I
recently wrote about how dangerous it is to tell people that “meeting makers
make it”. However, Alcoholics Anonymous is filled with various clichés that do ring
true for me. Some of my favourites are:
SLIP: Sobriety Loses It’s Priority
Nothing Changes if Nothing Changes
It works if you work it and you’re worth it so work
it.
If you hang around a barbershop long enough you’re
going to get a haircut
The
barbershop cliché is a great segue into the one I wanted to address. People,
places and things. During a meeting the other day someone said they couldn’t
control people, places and things. I totally disagree with that statement. I
have control over the people I hang out with, the places I hang out at and the
things I surround myself with.
When
I got into recovery I had to make some big changes (see cliché above).

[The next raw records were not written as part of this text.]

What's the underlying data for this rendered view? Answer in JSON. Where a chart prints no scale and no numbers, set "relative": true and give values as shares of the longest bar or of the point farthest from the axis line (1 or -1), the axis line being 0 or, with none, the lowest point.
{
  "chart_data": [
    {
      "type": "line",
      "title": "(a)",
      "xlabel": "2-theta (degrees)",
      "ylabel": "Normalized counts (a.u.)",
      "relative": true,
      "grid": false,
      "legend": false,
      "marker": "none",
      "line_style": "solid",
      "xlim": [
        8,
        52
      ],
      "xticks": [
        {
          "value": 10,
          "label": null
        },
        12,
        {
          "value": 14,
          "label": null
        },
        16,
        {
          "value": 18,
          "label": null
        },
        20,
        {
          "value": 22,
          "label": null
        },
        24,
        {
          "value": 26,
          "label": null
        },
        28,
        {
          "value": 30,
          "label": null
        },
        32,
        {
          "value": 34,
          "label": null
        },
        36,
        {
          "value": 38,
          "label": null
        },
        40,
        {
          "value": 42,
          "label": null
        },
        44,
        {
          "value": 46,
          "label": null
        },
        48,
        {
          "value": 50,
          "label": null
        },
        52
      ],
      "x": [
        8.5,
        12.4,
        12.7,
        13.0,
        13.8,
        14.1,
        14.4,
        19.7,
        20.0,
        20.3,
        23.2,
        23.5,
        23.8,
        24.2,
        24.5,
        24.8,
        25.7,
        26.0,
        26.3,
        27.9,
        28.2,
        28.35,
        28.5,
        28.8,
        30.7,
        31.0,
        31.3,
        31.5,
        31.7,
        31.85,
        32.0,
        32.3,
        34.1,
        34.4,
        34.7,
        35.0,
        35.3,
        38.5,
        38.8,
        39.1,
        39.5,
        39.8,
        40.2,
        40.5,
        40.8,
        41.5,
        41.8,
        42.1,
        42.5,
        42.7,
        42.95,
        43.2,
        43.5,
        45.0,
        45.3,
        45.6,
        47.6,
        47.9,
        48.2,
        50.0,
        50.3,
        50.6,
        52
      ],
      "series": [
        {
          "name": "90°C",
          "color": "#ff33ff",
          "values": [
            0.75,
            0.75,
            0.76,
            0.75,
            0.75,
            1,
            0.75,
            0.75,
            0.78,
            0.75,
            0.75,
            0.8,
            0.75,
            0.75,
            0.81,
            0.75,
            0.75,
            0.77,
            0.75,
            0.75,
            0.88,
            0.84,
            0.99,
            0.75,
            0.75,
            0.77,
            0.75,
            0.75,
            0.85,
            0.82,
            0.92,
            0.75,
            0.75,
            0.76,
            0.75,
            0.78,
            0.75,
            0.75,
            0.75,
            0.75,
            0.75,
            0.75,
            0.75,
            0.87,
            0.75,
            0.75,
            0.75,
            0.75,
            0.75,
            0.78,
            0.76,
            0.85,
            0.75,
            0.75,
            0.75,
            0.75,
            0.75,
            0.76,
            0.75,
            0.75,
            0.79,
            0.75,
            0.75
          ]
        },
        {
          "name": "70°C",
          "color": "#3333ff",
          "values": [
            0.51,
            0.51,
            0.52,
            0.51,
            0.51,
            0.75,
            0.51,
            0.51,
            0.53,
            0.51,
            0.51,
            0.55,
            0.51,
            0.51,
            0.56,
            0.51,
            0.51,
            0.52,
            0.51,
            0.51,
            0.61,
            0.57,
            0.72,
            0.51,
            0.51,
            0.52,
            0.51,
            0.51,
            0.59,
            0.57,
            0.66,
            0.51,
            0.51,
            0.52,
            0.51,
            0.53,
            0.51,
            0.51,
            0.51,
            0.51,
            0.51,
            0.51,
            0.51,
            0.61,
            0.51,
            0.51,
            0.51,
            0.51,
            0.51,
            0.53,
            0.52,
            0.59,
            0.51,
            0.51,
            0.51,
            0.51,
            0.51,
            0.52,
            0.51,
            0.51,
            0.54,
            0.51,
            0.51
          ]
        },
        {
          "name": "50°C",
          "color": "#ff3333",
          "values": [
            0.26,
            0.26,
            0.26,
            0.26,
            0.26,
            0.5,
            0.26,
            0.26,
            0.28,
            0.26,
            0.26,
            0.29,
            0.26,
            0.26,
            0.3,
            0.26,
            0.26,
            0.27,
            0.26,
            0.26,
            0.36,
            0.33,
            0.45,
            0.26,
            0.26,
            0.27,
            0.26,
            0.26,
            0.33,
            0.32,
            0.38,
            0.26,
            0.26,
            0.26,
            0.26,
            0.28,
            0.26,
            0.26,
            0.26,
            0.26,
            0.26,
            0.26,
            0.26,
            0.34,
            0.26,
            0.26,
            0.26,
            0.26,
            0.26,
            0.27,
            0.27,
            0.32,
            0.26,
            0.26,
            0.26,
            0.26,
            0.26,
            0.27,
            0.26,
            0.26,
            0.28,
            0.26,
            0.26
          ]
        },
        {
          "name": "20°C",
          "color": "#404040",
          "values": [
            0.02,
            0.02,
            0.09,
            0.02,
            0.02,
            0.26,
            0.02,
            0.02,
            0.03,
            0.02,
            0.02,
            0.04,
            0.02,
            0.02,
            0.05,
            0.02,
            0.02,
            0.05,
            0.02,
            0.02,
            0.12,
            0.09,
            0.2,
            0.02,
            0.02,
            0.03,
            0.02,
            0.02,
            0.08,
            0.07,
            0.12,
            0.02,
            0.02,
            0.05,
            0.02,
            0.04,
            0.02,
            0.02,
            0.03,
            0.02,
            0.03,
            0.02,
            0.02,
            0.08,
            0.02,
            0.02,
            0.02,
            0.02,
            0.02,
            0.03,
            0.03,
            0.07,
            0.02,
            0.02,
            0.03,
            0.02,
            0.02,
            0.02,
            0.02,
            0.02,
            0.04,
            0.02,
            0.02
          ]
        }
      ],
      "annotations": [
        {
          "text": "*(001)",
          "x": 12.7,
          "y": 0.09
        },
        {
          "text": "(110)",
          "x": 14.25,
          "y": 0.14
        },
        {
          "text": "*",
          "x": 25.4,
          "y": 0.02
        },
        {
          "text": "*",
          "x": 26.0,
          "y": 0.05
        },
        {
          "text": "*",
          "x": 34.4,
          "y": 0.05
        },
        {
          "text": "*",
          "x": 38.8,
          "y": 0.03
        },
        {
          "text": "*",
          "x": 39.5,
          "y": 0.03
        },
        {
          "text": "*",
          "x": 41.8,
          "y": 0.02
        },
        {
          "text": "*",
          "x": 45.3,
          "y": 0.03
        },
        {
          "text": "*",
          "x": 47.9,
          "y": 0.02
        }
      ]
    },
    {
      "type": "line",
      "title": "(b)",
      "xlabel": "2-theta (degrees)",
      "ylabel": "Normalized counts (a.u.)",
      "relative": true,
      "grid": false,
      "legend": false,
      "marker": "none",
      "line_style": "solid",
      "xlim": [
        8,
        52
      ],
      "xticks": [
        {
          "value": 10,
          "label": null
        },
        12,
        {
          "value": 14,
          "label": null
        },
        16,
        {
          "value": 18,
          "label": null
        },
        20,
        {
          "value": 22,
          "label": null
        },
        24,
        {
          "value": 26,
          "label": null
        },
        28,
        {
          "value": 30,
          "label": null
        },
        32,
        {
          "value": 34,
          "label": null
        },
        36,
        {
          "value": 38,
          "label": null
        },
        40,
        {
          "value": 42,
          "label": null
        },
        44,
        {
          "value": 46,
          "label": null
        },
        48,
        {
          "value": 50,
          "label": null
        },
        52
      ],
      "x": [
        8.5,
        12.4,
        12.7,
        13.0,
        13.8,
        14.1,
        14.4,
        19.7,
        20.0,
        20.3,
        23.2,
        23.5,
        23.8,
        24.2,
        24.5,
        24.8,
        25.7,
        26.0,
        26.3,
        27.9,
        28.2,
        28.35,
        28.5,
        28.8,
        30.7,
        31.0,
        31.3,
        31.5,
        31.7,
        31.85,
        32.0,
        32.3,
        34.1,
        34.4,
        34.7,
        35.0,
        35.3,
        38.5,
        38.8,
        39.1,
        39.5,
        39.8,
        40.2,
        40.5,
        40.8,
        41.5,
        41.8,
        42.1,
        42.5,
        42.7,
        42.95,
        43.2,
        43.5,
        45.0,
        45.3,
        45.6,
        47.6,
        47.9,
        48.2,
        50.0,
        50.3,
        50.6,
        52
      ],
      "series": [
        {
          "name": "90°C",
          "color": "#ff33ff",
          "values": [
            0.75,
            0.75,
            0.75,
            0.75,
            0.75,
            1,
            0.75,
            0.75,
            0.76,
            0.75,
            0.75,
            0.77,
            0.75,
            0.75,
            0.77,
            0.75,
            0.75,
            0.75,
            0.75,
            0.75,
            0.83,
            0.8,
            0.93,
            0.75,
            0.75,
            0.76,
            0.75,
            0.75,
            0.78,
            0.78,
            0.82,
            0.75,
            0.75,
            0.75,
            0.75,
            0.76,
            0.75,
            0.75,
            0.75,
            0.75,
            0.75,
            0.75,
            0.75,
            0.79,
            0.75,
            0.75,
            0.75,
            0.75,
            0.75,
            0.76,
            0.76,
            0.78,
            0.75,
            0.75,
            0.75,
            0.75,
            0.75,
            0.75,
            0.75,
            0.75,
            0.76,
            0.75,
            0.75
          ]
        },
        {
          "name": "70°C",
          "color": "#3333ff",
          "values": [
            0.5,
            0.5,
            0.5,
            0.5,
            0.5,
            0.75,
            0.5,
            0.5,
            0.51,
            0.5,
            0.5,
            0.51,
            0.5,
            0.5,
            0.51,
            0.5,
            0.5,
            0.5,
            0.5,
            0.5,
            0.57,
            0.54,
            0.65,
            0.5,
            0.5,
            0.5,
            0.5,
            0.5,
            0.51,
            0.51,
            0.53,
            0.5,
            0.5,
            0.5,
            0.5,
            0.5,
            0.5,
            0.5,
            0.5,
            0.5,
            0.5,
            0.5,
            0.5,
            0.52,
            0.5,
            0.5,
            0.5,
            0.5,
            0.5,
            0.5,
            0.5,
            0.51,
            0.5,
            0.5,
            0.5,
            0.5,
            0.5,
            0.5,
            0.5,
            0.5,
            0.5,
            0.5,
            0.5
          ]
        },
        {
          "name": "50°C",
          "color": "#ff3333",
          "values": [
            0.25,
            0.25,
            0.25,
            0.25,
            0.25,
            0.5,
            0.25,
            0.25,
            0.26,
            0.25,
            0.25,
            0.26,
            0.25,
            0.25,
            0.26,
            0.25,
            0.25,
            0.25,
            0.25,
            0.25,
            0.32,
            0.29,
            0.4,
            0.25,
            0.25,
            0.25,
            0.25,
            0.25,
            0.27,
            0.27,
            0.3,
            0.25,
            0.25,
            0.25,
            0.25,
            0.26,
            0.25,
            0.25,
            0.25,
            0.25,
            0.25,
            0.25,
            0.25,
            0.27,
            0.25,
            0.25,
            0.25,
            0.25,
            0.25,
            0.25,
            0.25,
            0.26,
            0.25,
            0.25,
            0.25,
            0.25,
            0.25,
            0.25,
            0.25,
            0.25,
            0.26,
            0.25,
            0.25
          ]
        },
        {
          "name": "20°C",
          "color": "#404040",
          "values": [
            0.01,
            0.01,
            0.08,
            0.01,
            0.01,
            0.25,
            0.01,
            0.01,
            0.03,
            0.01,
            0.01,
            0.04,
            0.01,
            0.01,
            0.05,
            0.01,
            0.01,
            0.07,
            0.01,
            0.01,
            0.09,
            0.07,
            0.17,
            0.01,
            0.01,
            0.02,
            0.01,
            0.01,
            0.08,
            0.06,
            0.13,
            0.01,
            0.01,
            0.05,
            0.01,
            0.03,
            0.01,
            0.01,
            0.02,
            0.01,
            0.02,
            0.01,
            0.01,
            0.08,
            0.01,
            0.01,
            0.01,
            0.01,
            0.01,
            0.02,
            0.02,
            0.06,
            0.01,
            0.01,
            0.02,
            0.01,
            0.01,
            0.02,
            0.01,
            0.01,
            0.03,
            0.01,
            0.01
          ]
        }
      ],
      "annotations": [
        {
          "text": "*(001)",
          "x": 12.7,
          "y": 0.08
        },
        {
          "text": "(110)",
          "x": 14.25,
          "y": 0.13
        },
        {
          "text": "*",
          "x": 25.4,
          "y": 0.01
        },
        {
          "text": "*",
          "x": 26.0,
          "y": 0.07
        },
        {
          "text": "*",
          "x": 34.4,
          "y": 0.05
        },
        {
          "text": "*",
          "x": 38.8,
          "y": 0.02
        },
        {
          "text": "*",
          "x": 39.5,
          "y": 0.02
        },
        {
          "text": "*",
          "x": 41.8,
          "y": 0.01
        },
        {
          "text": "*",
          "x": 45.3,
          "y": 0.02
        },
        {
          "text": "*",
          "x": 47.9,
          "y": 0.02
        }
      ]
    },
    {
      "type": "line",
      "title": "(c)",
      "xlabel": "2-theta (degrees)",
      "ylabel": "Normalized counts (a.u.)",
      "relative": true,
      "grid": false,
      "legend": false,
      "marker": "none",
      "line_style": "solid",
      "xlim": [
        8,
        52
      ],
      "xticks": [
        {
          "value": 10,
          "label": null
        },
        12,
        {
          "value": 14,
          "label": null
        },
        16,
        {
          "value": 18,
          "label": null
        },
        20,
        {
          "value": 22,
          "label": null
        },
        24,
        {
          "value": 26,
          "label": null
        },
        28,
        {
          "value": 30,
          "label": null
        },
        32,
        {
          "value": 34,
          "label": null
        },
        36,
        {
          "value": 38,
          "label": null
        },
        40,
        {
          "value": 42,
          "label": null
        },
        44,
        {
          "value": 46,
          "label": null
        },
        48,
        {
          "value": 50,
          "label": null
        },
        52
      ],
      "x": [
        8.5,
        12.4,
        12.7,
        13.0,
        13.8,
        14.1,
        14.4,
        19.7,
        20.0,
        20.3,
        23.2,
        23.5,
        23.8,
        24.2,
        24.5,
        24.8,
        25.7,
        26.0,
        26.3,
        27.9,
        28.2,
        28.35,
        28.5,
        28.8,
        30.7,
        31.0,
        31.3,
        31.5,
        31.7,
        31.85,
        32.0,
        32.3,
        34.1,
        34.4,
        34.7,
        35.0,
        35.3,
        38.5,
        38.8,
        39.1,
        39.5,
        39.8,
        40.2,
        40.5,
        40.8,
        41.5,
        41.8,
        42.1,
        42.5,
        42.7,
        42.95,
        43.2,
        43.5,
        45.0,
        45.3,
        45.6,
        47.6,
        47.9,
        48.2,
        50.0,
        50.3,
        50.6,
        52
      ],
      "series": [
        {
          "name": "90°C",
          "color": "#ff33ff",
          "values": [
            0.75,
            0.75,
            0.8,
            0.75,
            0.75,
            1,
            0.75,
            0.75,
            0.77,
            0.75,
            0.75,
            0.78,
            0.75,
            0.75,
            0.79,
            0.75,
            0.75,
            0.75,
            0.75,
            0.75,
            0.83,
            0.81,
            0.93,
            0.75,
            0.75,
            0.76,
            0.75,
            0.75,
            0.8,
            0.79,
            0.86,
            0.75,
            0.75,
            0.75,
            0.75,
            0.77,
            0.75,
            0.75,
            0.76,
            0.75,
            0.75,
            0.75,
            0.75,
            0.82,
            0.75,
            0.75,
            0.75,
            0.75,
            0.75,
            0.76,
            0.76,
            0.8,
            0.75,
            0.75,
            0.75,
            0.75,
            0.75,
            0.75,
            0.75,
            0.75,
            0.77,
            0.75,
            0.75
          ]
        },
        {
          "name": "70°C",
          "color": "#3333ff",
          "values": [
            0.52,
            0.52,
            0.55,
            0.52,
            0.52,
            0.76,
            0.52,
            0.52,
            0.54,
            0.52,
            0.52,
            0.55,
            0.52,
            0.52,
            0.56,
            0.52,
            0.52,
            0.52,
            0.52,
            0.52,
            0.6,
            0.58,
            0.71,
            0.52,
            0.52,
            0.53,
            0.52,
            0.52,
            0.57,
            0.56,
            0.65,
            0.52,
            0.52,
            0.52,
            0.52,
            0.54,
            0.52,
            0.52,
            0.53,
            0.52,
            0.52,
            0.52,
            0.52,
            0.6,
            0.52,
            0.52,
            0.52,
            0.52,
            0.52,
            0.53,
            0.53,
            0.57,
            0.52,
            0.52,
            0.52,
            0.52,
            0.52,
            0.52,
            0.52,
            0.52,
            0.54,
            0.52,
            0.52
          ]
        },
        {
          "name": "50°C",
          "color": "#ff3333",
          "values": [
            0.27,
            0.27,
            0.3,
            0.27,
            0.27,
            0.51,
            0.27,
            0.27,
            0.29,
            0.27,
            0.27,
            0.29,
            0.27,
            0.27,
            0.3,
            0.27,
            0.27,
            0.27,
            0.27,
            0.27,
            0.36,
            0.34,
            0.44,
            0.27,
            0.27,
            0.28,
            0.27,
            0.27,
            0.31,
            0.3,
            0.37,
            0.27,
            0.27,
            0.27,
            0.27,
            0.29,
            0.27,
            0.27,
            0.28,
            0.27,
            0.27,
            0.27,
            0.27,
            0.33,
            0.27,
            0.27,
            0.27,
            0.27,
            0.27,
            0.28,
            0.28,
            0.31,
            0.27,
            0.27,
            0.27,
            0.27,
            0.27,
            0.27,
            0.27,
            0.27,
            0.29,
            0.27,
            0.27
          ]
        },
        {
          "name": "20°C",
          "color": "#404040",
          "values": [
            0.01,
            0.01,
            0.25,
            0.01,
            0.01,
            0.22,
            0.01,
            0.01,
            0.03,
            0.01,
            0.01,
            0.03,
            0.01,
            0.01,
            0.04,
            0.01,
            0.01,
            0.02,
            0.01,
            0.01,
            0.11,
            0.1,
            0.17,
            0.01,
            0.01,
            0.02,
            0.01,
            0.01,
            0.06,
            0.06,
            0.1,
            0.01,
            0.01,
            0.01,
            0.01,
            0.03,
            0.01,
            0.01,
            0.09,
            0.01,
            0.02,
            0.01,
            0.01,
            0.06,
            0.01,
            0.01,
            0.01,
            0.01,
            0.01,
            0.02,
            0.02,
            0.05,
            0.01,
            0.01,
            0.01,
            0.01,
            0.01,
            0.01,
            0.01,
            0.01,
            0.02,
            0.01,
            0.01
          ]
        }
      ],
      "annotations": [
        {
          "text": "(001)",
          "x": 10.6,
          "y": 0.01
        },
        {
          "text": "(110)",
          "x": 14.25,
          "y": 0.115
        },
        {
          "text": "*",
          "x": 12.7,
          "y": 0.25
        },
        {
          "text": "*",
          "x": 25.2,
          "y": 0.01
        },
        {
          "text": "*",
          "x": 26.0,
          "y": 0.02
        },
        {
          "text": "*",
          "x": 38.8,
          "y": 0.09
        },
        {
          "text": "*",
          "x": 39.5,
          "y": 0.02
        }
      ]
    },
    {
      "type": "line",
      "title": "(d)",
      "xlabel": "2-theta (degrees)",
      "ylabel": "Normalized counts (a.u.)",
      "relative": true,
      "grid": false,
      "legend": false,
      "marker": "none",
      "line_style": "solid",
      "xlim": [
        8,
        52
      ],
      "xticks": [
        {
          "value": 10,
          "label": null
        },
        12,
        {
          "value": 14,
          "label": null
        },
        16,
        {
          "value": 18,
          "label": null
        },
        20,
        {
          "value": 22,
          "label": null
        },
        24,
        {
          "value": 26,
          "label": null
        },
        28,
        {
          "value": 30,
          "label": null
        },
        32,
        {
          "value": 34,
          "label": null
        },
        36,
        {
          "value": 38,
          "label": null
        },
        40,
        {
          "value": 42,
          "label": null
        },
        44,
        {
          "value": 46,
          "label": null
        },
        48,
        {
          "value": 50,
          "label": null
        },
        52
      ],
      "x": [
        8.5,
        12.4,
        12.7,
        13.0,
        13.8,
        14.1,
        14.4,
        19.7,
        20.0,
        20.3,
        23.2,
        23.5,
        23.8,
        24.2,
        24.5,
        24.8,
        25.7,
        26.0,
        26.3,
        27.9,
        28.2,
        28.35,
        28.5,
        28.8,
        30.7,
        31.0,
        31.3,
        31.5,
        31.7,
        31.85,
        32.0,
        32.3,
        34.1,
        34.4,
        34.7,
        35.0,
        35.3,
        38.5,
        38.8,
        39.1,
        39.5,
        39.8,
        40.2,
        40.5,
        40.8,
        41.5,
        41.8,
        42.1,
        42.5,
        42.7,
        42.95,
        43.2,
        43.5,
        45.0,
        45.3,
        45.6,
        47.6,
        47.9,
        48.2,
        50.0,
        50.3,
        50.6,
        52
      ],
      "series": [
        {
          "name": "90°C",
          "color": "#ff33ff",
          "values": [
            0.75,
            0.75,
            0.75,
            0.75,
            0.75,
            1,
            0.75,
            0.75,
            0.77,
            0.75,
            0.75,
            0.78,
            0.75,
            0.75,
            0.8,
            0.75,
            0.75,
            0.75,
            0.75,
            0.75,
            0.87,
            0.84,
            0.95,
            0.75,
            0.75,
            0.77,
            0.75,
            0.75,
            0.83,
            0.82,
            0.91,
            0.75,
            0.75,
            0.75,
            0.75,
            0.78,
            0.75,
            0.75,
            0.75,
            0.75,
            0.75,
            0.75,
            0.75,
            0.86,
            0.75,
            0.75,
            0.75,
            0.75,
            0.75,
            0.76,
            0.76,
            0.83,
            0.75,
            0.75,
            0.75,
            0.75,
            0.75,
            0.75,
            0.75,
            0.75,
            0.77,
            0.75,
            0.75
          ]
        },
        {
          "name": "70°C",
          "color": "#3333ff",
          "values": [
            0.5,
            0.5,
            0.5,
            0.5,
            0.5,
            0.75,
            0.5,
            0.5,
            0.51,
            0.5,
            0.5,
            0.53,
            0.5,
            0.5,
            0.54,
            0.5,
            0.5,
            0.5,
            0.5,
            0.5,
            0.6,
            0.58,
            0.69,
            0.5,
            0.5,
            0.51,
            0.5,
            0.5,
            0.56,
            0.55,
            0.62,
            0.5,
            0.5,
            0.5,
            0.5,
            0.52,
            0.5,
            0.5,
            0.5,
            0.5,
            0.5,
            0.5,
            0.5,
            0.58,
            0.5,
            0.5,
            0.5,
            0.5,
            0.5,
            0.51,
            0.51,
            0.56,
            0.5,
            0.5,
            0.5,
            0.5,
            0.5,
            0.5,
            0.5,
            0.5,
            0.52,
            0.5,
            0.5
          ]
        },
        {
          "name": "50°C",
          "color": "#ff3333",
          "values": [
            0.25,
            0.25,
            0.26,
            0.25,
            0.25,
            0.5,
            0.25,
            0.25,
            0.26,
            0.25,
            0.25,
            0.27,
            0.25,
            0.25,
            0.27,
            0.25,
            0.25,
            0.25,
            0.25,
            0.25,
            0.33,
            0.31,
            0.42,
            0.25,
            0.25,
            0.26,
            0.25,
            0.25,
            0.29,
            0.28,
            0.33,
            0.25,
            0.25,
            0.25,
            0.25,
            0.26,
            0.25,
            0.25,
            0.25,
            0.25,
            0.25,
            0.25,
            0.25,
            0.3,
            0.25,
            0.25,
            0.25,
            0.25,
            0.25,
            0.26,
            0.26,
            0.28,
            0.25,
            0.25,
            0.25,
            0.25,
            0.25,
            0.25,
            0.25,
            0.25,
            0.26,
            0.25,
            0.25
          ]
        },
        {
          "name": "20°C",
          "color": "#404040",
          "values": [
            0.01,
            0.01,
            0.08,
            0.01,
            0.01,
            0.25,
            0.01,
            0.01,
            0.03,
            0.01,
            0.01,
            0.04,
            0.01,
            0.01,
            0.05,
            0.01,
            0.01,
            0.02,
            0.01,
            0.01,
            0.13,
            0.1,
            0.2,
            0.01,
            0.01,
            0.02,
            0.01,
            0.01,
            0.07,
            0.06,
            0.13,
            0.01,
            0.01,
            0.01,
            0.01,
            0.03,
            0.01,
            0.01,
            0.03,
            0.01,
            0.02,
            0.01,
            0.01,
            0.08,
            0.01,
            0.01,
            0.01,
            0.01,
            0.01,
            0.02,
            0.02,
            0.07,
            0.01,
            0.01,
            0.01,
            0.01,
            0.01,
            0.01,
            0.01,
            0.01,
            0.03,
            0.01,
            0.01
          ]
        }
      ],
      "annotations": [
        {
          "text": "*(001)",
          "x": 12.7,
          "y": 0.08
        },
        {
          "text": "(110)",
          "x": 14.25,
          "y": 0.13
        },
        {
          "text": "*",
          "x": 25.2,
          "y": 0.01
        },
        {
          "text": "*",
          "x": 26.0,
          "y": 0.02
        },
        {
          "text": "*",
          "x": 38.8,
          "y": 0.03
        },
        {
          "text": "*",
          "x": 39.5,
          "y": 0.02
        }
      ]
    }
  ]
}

I
changed the people I hung around. I wasn’t judging them or casting aspersions
on them but they were detrimental to my recovery. A week out of my last
treatment centre, a little over two months into recovery, I was driving home
from a meeting and a car beside me started honking, the driver motioning for me
to pull over. I figured it was someone from AA so I pulled over. It turned out
it was a former crack dealer asking me if I wanted something. I said no thanks
and that was it. I told that story to someone and they asked me if I told him
off. I responded by saying no, up to a little while ago I’d been avidly seeking
him out. He didn’t know I wasn’t interested in anymore and there was no need to
get nasty. I started surrounding myself with AA people. I had a few close
friends that I talked to daily. My first year I went to this coffee shop every
night. There was a group of AAers who went there after meetings. We talked
about recovery but also just chatted about every day stuff. I began to feel
good in my new social setting realizing that I didn’t have to drink to fit in.
Lastly,
I chose what types of things I have in my life. I don’t have bongs on my
mantle. I don’t have fluorescent beer sign on my wall. Etc. Etc.
Through
the 12 Steps I gained freedom. While active in my alcoholism and addiction I
had no freedom. I was controlled by my higher power – alcohol/drugs – and did
everything for it. Having lost the obsession over alcohol and mind altering
substances I now have the freedom to make my own choices. I also have to face
the consequences if those choices are wrong.